Bug reports as new issues are always welcome. Please check the existing issues first. Reduce the issue to a self-contained, reproducible test case. If you have the chance, before reporting a bug, please search existing issues, as it's possible that someone else has already reported your error. If you're not sure if something is a bug or not, feel free to file a bug anyway. You may also want to discuss it with the Lean community using the lean4 Zulip channel.
Simple fixes for typos and clear bugs are welcome.
We are currently overwhelmed. We respectfully request that you hold off on submitting Pull Requests and creating Request for Comments (RFCs) at this time. Our team is actively seeking funding to expand the Lean development team and improve our capacity to review and integrate contributions. We appreciate your understanding and look forward to being able to accept contributions in the near future. In the meantime, the process described in the following sections is temporarily suspended.
Tutorial-like examples are very welcome. They are useful for finding rough edges and bugs in Lean 4, for highlighting new features, and for showing how to use Lean. If you want to store your tutorial in the Lean 4 repository to make sure future changes will not break it, we suggest the following workflow:
- Contact one of the Lean developers on Zulip, and check whether your tutorial is a good match for the Lean 4 repository.
- Send bug reports and report rough edges. We will work with you until the tutorial looks great.
- Add plenty of comments and make sure others will be able to follow it.
- Create a pull request in the Lean 4 repository. After merging, we will link it to the official documentation and make sure it becomes part of our test suite.
You can use .lean
or .md
files to create your tutorial. The .md
files are ideal when you want to format your prose using markdown. For an example, see this .md
file.
Contributions to the reference manual are also welcome, but since Lean 4 is changing rapidly, please contact us first using Zulip to find out which parts are stable enough to document. We will work with you to get this kind of pull request merged. We are also happy to meet using Zoom, Skype or Google hangout to coordinate this kind of effort.
As Lean 4 matures, other forms of documentation (e.g., doc-strings) will be welcome too.
For issues marked as help wanted
, pull requests (PR) are welcome and we will work with you to get a PR merged. Some of these issues are nontrivial. If you are interested, please consider adding comments to the issue and/or messaging the Lean developers in Zulip.
We have very few core developers, and we cannot review arbitrary pull requests (PRs). Moreover, many features involve subtle tradeoffs, and it may require significant time and energy to even assess a proposed design. We suggest the following workflow:
- First, discuss your idea with the Lean community on Zulip. Ask the community to help collect examples, document the requirements, and detect complications.
- If there is broad support, create a detailed issue for it on the Lean 4 repository at GitHub, and tag the issue with
RFC
. - Ask the community for help documenting the requirements, and for collecting examples and concerns.

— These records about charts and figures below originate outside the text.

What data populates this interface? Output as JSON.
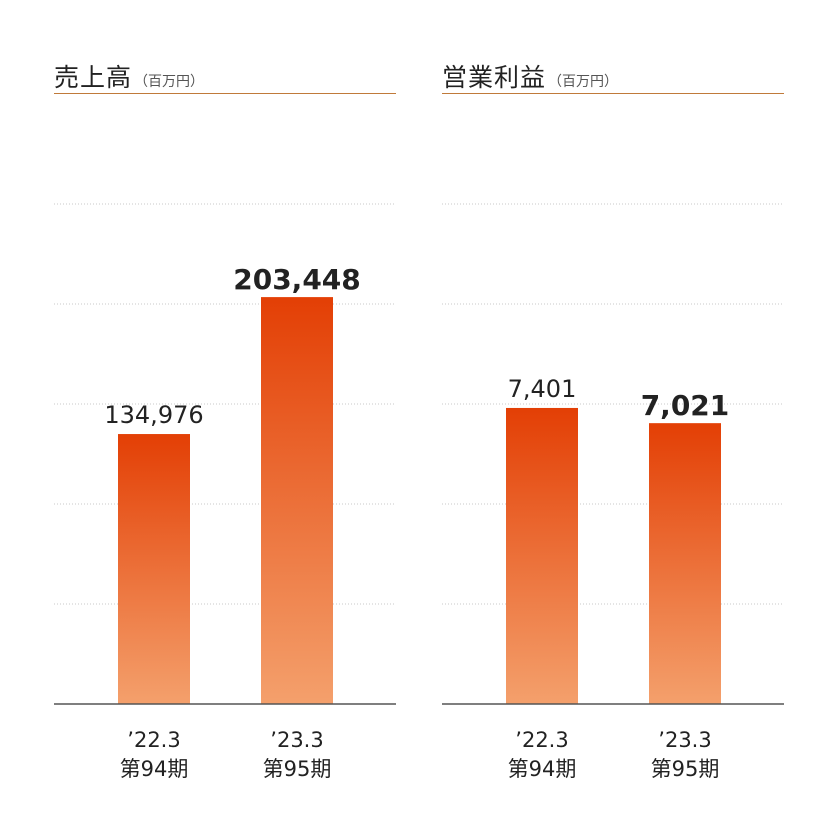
{
  "colors": {
    "bar_top": "#e33f05",
    "bar_bottom": "#f4a06c",
    "rule": "#c07a3a",
    "grid": "#c8c8c8",
    "axis": "#555555"
  },
  "chart_data": [
    {
      "type": "bar",
      "title": "売上高",
      "unit": "（百万円）",
      "categories": [
        [
          "’22.3",
          "第94期"
        ],
        [
          "’23.3",
          "第95期"
        ]
      ],
      "values": [
        134976,
        203448
      ],
      "value_labels": [
        "134,976",
        "203,448"
      ],
      "label_bold": [
        false,
        true
      ],
      "ylim": [
        0,
        250000
      ],
      "grid": true
    },
    {
      "type": "bar",
      "title": "営業利益",
      "unit": "（百万円）",
      "categories": [
        [
          "’22.3",
          "第94期"
        ],
        [
          "’23.3",
          "第95期"
        ]
      ],
      "values": [
        7401,
        7021
      ],
      "value_labels": [
        "7,401",
        "7,021"
      ],
      "label_bold": [
        false,
        true
      ],
      "ylim": [
        0,
        12500
      ],
      "grid": true
    }
  ]
}
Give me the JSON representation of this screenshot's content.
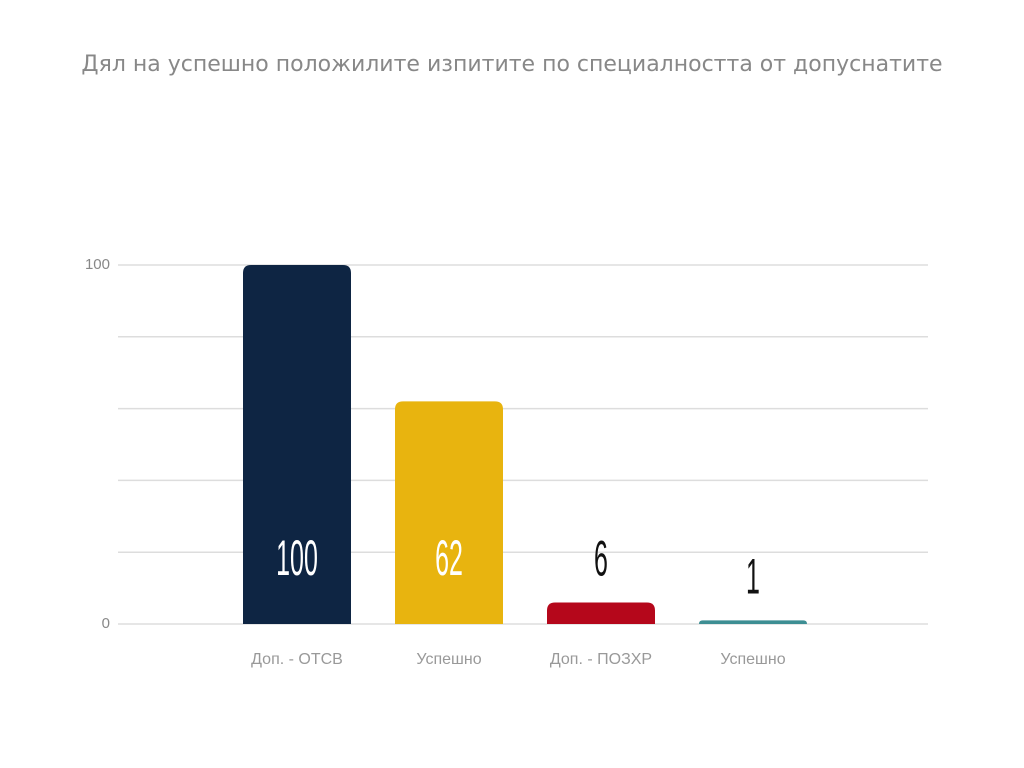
{
  "chart_data": {
    "type": "bar",
    "title": "Дял на успешно положилите изпитите по специалността от допуснатите",
    "categories": [
      "Доп. - ОТСВ",
      "Успешно",
      "Доп. - ПОЗХР",
      "Успешно"
    ],
    "values": [
      100,
      62,
      6,
      1
    ],
    "colors": [
      "#0e2543",
      "#e8b40f",
      "#b5071b",
      "#3d8e93"
    ],
    "ylim": [
      0,
      100
    ],
    "yticks": [
      0,
      {
        "value": 20,
        "label": null
      },
      {
        "value": 40,
        "label": null
      },
      {
        "value": 60,
        "label": null
      },
      {
        "value": 80,
        "label": null
      },
      100
    ],
    "grid": true
  }
}
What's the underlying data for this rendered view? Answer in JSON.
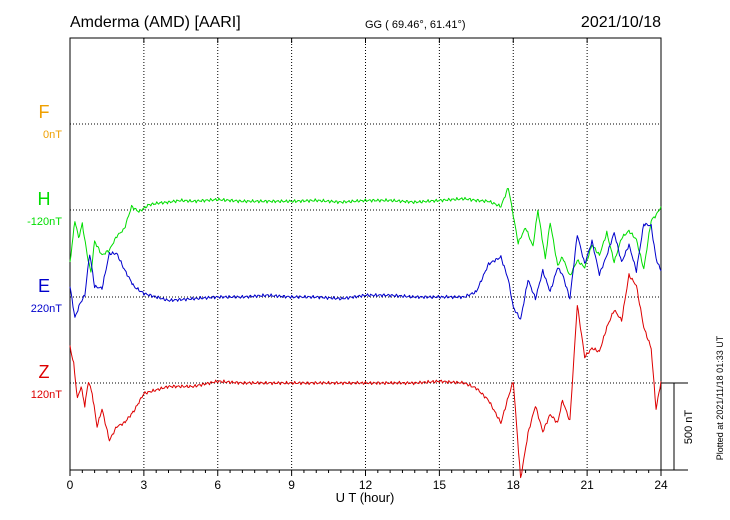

- Wait for one of the core developers to give you a "go ahead". At this point, the core developers will work with you to make sure your PR gets merged.
We don't want to waste your time by you implementing a feature and then us not being able to merge it.
- Always follow the commit convention.
- Follow the style of the surrounding code. When in doubt, look at other files using the particular syntax as well.
- Make sure your code is documented.
- New features or bug fixes should come with appropriate tests.
- Ensure all tests work before submitting a PR; see Development Setup and Fixing Tests.